There’s a stunning clarity in the midrange, an ever-so-slight bass boost on the low end and not too much shimmer at the top of the range. There’s an enhanced effect, but the Celestee doesn’t assert an aggressively individual sound signature. The result is a balanced presentation that will impress serious listeners and music professionals alike.
Listening to Led Zeppelin II via a 24bit FLAC file on an Astell&Kern SP200T digital music player, I could hear a level of detail that’s been obscured by generations of substandard vinyl pressings and dubious CD mastering. The Celestee give John Bonham’s drum kit all the punch it deserves while maintaining all the dynamics and detail so often lost in other presentations of the band’s music.
There’s one small caveat that’s a byproduct of the fact that these cans create such exquisitely detailed sound. The exceptional detail the Celestee provide will expose a terrible recording in ways that might make you swap them out for more forgiving headphones.

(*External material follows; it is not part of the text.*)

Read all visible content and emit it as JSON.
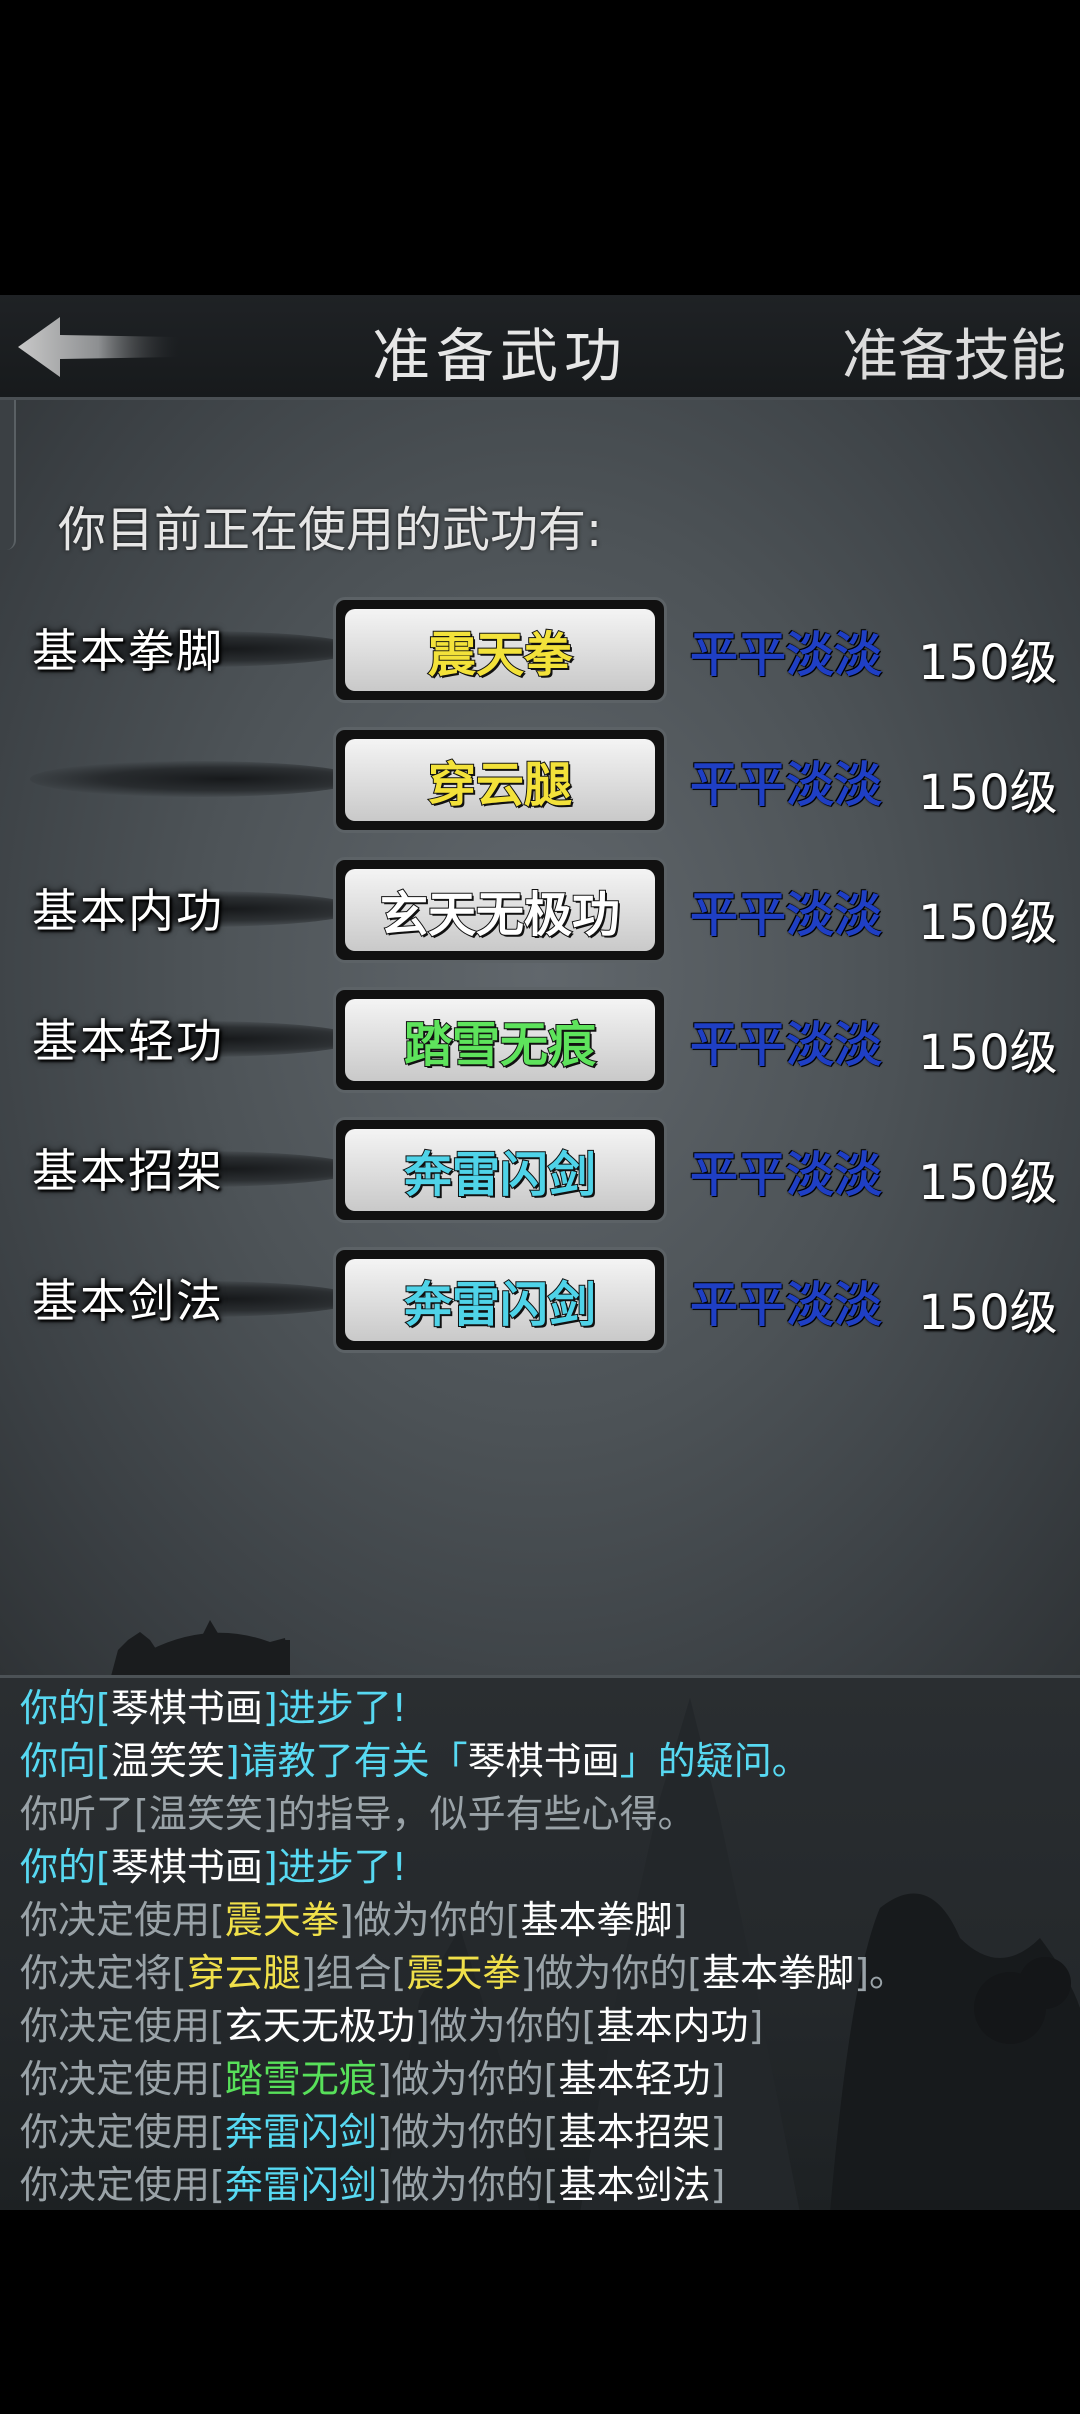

Hüsker Dü’s “Books About UFOs” is one of the best songs on the band’s classic 1985 SST album New Day Rising. Unfortunately, the record is cursed with poorly recorded drums and a dubious mix. David Bowie’s original mix of Iggy & the Stooges 1975 classic LP “Raw Power” has equally alarming mix problems, and the Celestee bring those issues front and center. Downgrading to the Sony MDR-7506 obscures the problems and makes for a better listening experience.
That issue is hardly the fault of Focal or its Celestee headphones. These cans are consistently rewarding when listening to music recorded with care and skill. If you’re a fan of a certain kind of lo-fi recording, it’s best to keep a more forgiving backup pair.
Focus your mind
The Focal Celestee are designed to draw your full attention to whatever music you’re playing. They consistently revealed details I’d never noticed before on albums I’ve heard hundreds of times. On tracks I worked on as a producer or A&R rep, these headphones even triggered memories of conversations about specific mix decisions we made in the studio.
If you’re someone who puts on headphones for background music while you work, read, or scroll through your phone, the Focal Celestee are likely to pull you away from those tasks and focus your attention on the music. These headphones are designed for serious listening and deliver a superior experience in every way.
At $990, these headphones are expensive. And yet, it’s easy to imagine using the Focal Celestee for decades. There’s no battery to die, no wireless technology to become obsolete. Once you make that initial investment and spread out the cost over a few years, you can consider these headphones a bargain.
Updated shortly after publication to report the correct price of the Focal Utopia open-back headphone.